Why does it matter that women remain a vital part of the judicial system? Women in the judiciary represent the concept of inclusion in a very visible way. Unquestionably we are very different in a myriad number of ways from men, and therefore can provide a very different but equally relevant perspective in terms of life experience, thought process, and insight. These differing outlooks given consideration in judicial decision making can focus the concept of neutrality of the law from a different point of view. If the law is to remain free from bias, the addition of women in the decision-making mechanism is critical, and provides the general population with a reasonable assurance that their issues as individuals are being considered when important legal concepts are up for debate. As long as the law remains cognizant of status, gender bias will continue to be issue that requires mitigation, and the equal inclusion of women in the judicial decision-making process will continue to create a higher level of trust in our legal institutions.

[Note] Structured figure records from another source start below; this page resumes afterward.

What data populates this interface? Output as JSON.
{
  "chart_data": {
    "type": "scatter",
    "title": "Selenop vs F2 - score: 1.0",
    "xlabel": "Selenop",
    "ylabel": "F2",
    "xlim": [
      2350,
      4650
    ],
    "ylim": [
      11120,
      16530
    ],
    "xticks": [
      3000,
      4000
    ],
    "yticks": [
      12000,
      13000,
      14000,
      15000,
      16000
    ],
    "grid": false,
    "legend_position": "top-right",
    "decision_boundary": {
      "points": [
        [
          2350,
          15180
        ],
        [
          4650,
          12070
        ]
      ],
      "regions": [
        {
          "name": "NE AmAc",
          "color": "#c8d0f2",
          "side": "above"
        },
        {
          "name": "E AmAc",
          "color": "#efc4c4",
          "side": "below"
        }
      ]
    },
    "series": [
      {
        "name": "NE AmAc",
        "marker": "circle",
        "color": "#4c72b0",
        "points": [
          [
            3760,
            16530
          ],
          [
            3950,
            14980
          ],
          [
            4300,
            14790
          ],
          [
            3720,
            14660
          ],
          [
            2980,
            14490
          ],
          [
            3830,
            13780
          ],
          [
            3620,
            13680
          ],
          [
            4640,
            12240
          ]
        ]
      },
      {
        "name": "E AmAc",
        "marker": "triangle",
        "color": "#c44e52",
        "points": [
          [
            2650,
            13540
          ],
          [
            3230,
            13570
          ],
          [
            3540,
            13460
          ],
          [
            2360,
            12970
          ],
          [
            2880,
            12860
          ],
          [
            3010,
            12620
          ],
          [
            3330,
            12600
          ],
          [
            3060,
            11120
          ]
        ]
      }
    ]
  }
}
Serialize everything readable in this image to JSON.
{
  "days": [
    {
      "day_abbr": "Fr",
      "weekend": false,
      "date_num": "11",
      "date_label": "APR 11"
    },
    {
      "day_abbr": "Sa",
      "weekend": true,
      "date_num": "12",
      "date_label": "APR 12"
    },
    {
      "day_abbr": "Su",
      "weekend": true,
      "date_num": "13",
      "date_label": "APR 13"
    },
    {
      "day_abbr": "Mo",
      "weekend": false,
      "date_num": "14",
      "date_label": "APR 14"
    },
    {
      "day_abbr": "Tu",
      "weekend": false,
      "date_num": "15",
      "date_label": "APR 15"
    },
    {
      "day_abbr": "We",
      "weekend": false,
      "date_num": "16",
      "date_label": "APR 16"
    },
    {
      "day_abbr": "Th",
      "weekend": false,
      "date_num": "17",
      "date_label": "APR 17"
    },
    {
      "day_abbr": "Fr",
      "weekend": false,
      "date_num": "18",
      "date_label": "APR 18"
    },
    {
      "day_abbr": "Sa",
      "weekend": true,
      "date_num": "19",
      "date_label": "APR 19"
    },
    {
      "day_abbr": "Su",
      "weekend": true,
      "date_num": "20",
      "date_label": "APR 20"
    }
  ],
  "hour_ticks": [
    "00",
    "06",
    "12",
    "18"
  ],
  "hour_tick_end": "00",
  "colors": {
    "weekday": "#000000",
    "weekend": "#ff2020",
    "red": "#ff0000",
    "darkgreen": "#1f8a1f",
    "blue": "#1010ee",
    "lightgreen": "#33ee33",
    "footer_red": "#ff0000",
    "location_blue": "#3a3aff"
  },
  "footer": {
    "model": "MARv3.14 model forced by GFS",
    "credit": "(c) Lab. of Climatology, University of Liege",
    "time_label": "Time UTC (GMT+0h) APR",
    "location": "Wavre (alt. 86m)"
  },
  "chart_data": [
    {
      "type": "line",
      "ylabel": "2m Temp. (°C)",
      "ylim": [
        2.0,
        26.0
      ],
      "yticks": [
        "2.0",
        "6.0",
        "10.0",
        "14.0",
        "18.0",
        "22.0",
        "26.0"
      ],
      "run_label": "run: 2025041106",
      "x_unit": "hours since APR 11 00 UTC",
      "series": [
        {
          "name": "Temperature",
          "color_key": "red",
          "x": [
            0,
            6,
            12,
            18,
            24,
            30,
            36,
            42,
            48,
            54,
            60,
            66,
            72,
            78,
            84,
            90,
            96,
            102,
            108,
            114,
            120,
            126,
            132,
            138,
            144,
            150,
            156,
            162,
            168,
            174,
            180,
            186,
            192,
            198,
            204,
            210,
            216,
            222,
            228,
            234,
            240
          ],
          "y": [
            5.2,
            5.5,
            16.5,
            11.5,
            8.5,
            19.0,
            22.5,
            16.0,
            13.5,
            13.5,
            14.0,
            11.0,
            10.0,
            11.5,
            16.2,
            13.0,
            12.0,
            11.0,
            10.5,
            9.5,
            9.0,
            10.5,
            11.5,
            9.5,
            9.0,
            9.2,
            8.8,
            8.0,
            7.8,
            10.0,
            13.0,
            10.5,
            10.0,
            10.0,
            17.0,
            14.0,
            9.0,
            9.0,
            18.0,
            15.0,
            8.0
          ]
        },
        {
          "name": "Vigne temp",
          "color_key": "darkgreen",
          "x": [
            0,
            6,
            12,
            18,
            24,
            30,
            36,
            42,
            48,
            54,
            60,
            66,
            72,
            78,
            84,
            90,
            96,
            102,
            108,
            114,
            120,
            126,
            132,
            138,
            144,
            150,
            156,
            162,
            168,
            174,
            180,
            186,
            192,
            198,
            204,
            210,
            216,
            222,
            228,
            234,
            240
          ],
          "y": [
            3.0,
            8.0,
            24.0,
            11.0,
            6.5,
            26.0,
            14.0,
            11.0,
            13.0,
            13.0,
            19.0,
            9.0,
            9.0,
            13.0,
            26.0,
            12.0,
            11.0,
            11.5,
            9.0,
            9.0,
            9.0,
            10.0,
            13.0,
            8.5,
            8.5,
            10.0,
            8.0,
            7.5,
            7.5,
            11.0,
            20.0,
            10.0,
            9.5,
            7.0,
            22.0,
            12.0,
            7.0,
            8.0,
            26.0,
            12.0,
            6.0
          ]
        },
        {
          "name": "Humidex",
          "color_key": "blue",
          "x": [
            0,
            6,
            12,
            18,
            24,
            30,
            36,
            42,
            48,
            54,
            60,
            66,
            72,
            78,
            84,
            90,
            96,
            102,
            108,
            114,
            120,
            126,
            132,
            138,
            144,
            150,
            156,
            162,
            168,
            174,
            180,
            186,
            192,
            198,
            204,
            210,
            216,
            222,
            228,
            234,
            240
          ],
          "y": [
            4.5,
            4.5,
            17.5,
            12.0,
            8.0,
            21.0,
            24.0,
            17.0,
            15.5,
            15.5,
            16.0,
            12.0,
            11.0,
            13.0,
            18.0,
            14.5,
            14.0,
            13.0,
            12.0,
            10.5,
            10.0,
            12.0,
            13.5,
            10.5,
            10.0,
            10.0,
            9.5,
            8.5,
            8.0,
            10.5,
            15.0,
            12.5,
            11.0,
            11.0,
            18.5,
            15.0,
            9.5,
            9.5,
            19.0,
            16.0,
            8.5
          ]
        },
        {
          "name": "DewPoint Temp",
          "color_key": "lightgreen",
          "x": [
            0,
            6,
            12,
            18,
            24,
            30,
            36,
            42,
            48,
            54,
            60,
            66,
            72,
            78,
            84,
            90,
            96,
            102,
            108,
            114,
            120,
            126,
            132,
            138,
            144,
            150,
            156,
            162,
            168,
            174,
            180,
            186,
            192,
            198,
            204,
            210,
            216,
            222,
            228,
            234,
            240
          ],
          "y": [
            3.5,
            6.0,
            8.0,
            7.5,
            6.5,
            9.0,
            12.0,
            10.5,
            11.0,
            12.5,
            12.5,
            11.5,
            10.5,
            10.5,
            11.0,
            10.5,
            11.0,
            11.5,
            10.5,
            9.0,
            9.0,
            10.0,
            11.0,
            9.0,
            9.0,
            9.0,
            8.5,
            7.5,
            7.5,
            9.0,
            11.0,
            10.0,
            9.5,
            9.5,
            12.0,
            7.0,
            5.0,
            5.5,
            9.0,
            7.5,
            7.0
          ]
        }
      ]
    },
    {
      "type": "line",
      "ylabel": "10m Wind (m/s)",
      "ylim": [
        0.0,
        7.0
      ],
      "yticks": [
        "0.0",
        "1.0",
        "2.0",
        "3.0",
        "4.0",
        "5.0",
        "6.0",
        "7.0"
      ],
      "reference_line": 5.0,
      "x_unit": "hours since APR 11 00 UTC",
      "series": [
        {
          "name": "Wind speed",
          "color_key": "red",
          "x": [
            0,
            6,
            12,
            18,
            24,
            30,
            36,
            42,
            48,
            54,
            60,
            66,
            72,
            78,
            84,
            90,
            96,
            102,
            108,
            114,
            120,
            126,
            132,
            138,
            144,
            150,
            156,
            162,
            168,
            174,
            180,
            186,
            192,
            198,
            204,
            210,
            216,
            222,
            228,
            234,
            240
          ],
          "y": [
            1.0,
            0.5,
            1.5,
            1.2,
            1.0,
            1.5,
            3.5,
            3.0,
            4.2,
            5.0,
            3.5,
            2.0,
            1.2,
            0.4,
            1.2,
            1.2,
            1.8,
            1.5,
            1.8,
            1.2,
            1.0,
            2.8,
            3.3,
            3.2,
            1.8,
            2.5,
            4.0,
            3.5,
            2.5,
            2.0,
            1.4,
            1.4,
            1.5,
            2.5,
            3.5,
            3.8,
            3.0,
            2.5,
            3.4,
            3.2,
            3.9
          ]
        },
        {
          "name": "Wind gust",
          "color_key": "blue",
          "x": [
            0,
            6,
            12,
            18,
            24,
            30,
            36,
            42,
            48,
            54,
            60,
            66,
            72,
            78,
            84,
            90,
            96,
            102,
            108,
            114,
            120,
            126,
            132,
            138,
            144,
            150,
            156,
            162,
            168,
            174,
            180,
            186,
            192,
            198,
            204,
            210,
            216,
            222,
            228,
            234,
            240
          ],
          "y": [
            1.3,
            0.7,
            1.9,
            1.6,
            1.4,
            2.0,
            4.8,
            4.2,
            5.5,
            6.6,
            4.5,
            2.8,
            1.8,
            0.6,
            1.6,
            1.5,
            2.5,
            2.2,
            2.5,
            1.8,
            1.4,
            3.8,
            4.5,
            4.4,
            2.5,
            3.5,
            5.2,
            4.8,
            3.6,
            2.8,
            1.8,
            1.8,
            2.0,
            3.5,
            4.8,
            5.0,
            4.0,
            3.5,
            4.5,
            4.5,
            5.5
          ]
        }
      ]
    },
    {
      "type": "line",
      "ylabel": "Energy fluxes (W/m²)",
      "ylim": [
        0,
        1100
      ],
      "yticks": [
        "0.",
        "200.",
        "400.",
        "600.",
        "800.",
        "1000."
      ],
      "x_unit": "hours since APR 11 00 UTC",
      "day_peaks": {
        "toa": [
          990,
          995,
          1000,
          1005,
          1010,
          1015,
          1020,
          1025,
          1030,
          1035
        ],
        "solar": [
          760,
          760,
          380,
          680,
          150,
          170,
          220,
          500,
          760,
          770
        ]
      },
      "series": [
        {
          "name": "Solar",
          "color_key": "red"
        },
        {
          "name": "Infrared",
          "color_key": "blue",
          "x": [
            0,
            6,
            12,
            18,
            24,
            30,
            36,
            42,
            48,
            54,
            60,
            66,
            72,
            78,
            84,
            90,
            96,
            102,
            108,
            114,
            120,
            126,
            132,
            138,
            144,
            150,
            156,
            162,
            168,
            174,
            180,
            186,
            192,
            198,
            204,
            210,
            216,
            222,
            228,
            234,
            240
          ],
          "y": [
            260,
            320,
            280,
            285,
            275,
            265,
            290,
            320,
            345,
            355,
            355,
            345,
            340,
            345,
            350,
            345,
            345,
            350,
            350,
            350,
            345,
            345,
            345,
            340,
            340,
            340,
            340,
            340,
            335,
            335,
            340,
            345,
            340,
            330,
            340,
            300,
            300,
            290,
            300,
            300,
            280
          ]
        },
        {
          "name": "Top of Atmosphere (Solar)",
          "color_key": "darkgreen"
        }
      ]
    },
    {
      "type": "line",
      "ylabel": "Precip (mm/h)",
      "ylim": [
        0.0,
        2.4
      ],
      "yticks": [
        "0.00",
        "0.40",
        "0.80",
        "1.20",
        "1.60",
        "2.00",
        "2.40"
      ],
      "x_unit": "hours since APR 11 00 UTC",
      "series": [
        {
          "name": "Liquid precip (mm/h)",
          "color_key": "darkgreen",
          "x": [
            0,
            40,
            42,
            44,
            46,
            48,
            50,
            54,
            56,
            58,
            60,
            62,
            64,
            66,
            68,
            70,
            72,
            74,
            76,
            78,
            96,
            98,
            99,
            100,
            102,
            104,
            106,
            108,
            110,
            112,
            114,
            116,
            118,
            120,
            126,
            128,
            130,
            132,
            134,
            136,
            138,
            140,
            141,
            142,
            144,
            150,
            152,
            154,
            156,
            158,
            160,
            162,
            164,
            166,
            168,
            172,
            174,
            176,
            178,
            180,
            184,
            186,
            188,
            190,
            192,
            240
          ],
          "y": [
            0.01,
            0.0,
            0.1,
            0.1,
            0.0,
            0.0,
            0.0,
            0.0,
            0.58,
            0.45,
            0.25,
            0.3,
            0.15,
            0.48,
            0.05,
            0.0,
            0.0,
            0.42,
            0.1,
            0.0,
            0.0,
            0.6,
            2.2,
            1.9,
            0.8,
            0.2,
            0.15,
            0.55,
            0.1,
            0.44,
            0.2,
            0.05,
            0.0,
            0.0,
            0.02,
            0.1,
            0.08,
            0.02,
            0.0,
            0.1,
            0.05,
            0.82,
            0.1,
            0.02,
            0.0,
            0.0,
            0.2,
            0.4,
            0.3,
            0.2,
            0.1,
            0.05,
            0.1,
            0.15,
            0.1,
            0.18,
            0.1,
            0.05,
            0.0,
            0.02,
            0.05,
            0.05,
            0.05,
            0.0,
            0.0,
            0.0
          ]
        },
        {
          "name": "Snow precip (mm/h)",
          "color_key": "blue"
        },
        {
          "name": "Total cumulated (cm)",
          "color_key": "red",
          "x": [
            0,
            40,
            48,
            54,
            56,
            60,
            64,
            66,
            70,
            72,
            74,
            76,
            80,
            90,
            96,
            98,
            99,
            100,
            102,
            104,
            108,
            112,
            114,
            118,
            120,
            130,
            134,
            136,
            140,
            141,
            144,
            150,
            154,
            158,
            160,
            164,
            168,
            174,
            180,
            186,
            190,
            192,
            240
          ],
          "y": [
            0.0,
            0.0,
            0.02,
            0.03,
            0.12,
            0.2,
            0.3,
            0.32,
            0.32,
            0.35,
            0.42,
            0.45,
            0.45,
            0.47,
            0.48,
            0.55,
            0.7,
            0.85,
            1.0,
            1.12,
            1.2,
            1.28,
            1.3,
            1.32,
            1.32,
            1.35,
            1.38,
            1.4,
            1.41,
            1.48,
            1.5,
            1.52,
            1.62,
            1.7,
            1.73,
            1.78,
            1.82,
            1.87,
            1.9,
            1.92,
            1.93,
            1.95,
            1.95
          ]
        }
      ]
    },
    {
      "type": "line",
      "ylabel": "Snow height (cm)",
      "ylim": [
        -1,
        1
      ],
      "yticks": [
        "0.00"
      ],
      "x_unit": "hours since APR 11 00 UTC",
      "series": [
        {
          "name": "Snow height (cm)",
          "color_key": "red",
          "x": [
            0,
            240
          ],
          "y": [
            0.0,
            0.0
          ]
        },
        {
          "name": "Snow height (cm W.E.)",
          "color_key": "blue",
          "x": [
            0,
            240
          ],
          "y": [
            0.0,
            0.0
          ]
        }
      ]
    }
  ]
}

Studies of the composition of appellate courts reveal that when women are present in the deliberative process, their perspective provides input that may help the other judges to see the same problem from a very different angle. A diversity of life experience can greatly enhance the conversation between judges, and can challenge or alter the facts of a matter that the court chooses to see. Imagine if the Supreme Court in Bradwell had a single female member. Perhaps the focus on the legal question of a competent individual’s ability to contract, based not on the accident of gender or marital status, would have been determinative of a different outcome.

Lest we forget, equality is fundamental to our form of government, and by extension our legal system. The concept of equality has definitely evolved since the inception of our society. If the rights that are guaranteed to us by our foundational documents as we understand them today are to withstand the test of time, and reflect our continually growing understanding of the many roles that women can play in an industrialized world, the full inclusion of women in the judicial system will be vital to maintaining the equitable application of the law for everyone, regardless of gender. A bench that fails to reflect the public it serves is ill-equipped to serve that public. We have done well, but we are not done yet.